Oumou is also aware of the fragility and responsibilities of fame. In the song "Kounadya" she affirms, as if to annihilate any hint of arrogance in herself, that fortune is given by God and "your lucky star". "You can lose your lucky star/ Or you can take care of it/ You must not spoil it." When I asked Oumou if she applied this lesson to herself, her response was swift, betraying the slightest hint of resentment that I should even think otherwise. "Absolutely!" she exclaims. "I begin with myself. I try to show a good example.I thank God for this fortune, and I try and help younger artists move up the ladder, in an attempt to give benefit to those who haven't had the kind of opportunities I have."

Perhaps the most fascinating song on the album is "Donso". This smouldering bluesy number pays tribute to the traditional hunters of the Wassoulou region. These revered men were not only warriors and protectors, but also healers, philosophers and musicians. Through a contemplation of the nobility of this hunting caste Oumou manages to reinstate a positive view of manhood, thereby healing the wound caused by her father's abandonment.
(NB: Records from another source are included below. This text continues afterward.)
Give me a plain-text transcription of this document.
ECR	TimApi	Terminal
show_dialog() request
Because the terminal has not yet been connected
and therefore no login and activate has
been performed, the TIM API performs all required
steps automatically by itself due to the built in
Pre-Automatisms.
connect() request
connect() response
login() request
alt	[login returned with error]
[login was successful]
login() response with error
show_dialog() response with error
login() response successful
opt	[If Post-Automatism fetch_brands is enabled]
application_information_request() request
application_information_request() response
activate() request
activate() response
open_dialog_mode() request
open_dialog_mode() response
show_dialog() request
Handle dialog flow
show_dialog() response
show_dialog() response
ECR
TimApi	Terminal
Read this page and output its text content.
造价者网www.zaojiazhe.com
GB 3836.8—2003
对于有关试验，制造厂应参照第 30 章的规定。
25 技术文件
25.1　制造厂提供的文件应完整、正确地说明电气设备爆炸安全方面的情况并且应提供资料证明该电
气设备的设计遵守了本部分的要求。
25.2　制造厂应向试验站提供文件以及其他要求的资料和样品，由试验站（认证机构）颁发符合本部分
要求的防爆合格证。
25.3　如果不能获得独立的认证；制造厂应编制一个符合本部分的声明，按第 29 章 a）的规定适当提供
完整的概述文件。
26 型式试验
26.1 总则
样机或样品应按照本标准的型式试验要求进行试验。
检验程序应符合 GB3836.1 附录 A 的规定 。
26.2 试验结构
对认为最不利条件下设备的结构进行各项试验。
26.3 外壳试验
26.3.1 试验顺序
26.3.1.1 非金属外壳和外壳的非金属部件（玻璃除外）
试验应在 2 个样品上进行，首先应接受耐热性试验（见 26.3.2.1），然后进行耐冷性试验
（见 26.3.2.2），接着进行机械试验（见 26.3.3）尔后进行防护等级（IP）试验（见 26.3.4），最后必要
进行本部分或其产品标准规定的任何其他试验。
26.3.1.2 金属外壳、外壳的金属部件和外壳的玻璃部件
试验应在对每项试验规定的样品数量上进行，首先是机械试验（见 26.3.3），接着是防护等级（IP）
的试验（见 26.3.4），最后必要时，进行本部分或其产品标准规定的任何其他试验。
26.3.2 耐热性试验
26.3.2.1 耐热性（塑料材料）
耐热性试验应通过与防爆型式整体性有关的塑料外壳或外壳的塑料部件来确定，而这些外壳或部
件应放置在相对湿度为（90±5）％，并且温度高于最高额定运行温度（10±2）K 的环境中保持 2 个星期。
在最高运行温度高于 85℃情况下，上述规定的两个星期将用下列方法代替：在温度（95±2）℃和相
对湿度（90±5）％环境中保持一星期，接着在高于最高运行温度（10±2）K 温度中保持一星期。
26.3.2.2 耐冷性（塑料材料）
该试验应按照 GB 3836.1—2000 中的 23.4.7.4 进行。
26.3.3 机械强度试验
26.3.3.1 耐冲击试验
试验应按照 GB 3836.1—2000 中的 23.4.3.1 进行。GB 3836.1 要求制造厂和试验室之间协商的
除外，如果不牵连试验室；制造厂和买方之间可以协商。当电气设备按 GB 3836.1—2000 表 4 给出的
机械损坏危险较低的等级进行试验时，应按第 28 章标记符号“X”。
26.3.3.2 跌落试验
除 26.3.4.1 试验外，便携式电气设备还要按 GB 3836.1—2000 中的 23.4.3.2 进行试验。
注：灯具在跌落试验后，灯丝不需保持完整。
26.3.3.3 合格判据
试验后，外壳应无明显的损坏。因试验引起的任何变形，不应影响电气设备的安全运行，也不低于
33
The pain and anger that it generated have hitherto defined Oumou's music and her mission to champion the cause of women.

In 2005 Oumou's father was killed in a car crash. Before he died, Oumou managed to reconcile herself with him, and found out that he wasn't quite the demon of her younger imagination. "Donso" celebrates this reconciliation, albeit obliquely. "I praise my father Bari Sangare/ Passing on is not the hardest thing/ Passing on without leaving anything behind, that's what's the hardest/ Now Bari Sangare rests in peace."

Seya, which means "joy", is the guarantor of Oumou's legacy. It's an album full of courage – courage to be honest, to forgive, to be wise and to move on.